Crikey!, we have often stayed in Parques Naturales & Parques Nacionales.
We have never been moved on, I didn't realise it is Prohibido, we must have been lucky.


----------



## GWAYGWAY (Jun 2, 2017)

How about writing back and pleading lack of awareness and that they said nothing about what they wanted  at the time..
Seems a bit steep to fined for something you know nothing about.  I certainly have no intention of going there ,as it seems to easy to fall foul of  rules seemingly made up on the spot.  It helps their economy to have  visitors but a lot quicker to give swingeing fines.


----------



## Byronic (Jun 2, 2017)

GWAYGWAY said:


> How about writing back and pleading lack of awareness and that they said nothing about what they wanted  at the time..
> Seems a bit steep to fined for something you know nothing about.  I certainly have no intention of going there ,as it seems to easy to fall foul of  rules seemingly made up on the spot.  It helps their economy to have  visitors but a lot quicker to give swingeing fines.



Actually if you base your assumptions on a few sporadic posts here and there then you are very likely to reach the wrong conclusion. 
You'd be surprised at the numbers of foreigners that get away with various misdemeanors because of the general live and let live attitude of Spanish Police and the Guardia Civil.
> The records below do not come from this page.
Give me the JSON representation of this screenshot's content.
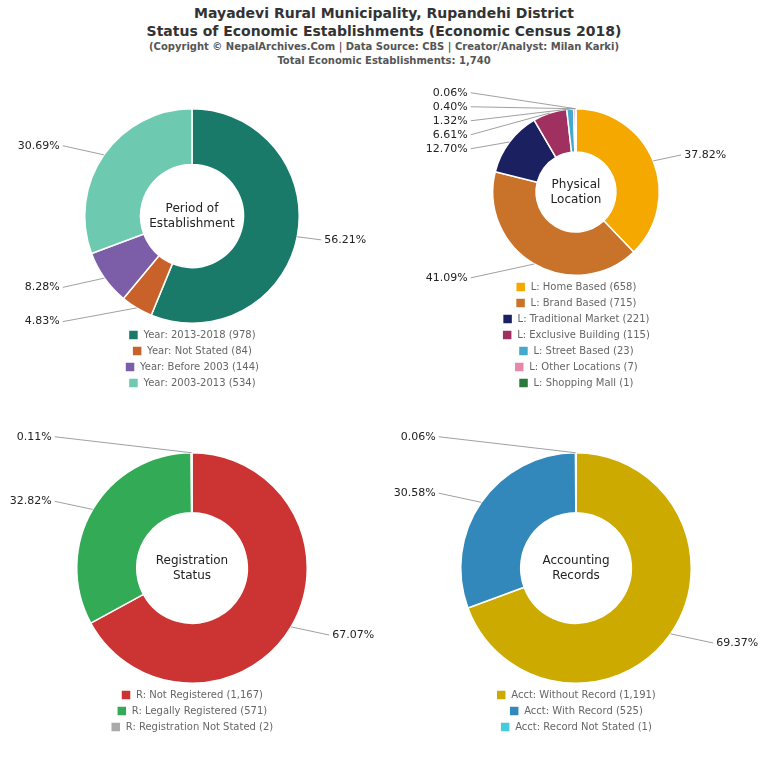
{
  "title": [
    "Mayadevi Rural Municipality, Rupandehi District",
    "Status of Economic Establishments (Economic Census 2018)"
  ],
  "subtitle": [
    "(Copyright © NepalArchives.Com | Data Source: CBS | Creator/Analyst: Milan Karki)",
    "Total Economic Establishments: 1,740"
  ],
  "chart_data": [
    {
      "type": "doughnut",
      "title": "Period of\nEstablishment",
      "categories": [
        "Year: 2013-2018 (978)",
        "Year: Not Stated (84)",
        "Year: Before 2003 (144)",
        "Year: 2003-2013 (534)"
      ],
      "values": [
        56.21,
        4.83,
        8.28,
        30.69
      ],
      "value_labels": [
        "56.21%",
        "4.83%",
        "8.28%",
        "30.69%"
      ],
      "colors": [
        "#1a7a6a",
        "#c8622a",
        "#7b5ea7",
        "#6dcab0"
      ],
      "data_labels": true,
      "legend": "bottom"
    },
    {
      "type": "doughnut",
      "title": "Physical\nLocation",
      "categories": [
        "L: Home Based (658)",
        "L: Brand Based (715)",
        "L: Traditional Market (221)",
        "L: Exclusive Building (115)",
        "L: Street Based (23)",
        "L: Other Locations (7)",
        "L: Shopping Mall (1)"
      ],
      "values": [
        37.82,
        41.09,
        12.7,
        6.61,
        1.32,
        0.4,
        0.06
      ],
      "value_labels": [
        "37.82%",
        "41.09%",
        "12.70%",
        "6.61%",
        "1.32%",
        "0.40%",
        "0.06%"
      ],
      "colors": [
        "#f5a800",
        "#c8722a",
        "#1a2060",
        "#a03060",
        "#44aacc",
        "#e888a8",
        "#2a7a3a"
      ],
      "data_labels": true,
      "legend": "bottom"
    },
    {
      "type": "doughnut",
      "title": "Registration\nStatus",
      "categories": [
        "R: Not Registered (1,167)",
        "R: Legally Registered (571)",
        "R: Registration Not Stated (2)"
      ],
      "values": [
        67.07,
        32.82,
        0.11
      ],
      "value_labels": [
        "67.07%",
        "32.82%",
        "0.11%"
      ],
      "colors": [
        "#cc3333",
        "#33aa55",
        "#aaaaaa"
      ],
      "data_labels": true,
      "legend": "bottom"
    },
    {
      "type": "doughnut",
      "title": "Accounting\nRecords",
      "categories": [
        "Acct: Without Record (1,191)",
        "Acct: With Record (525)",
        "Acct: Record Not Stated (1)"
      ],
      "values": [
        69.37,
        30.58,
        0.06
      ],
      "value_labels": [
        "69.37%",
        "30.58%",
        "0.06%"
      ],
      "colors": [
        "#ccaa00",
        "#3388bb",
        "#44ccdd"
      ],
      "data_labels": true,
      "legend": "bottom"
    }
  ]
}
A friendly chat often gets you a long way. Not that 
I'm suggesting the OP handled things wrongly I wasn't there, but he might just have met the wrong cop on his off day.


----------



## biggles 1311 (Jun 3, 2017)

The 'Agente' was quite civil.(HOHO...see what I did there?!)   

 I have met far worse on my travels abroad! No argument. He said we weren't allowed to overnight. I said sorry. He took my documents to his car, returned them and said 'Adios'. So the fine kind of came out of the blue.

Technically they are right. You are not allowed to overnight in that particular area. And a slap on the wrists might well be in order but it's the scale that grieves me.

It's the first problem I've had in many years of European travel and it certainly won't deter me, but I'll a. improve the fluency of my Spanish (which ain't too bad anyway) and b. attempt to ask locally if it's ok.

In fairness we wild camped in various spots in the mountains and on the coast, the local Gardia saw us, and didn't bat an eyelid.


----------



## Byronic (Jun 3, 2017)

Sometimes the increased summer season risk of fire can make the plod a little 
more diligent in their application of the laws and rules. There have been some
dryer than normal summers in recent years making for some disastrous fires.


----------



## terry111 (Jun 4, 2017)

This is worrying as it's exactly the sort of place I would have stopped at. In fact a couple of weeks ago I was at the Embalise de Valparaiso, only a few miles away. Were there really no signs saying it was forbidden to stay in the vehicle overnight?


----------



## Deleted member 967 (Jun 4, 2017)

terry111 said:


> This is worrying as it's exactly the sort of place I would have stopped at. In fact a couple of weeks ago I was at the Embalise de Valparaiso, only a few miles away. Were there really no signs saying it was forbidden to stay in the vehicle overnight?



My satnav shows the Spanish and other National Parks as does the CEPSA map.  The lack of signs is of no importance, as we should all know that overnight parking in a National Park except in a built up area/village overnight is prohibited.   6 years full timing taught me that.   Yes we have pushed our luck at times.


----------



## biggles 1311 (Jun 4, 2017)

No sign at all.

But as I now know (and it's easy to be wise after the event) that is the law. 

As I said at the outset, I'm not after sympathy. I've paid the fine. Just giving others a heads up to check before you stop overnight.

So you can park overnight in a built up area?  

Some clear guidelines from someone who knows would be really useful.


----------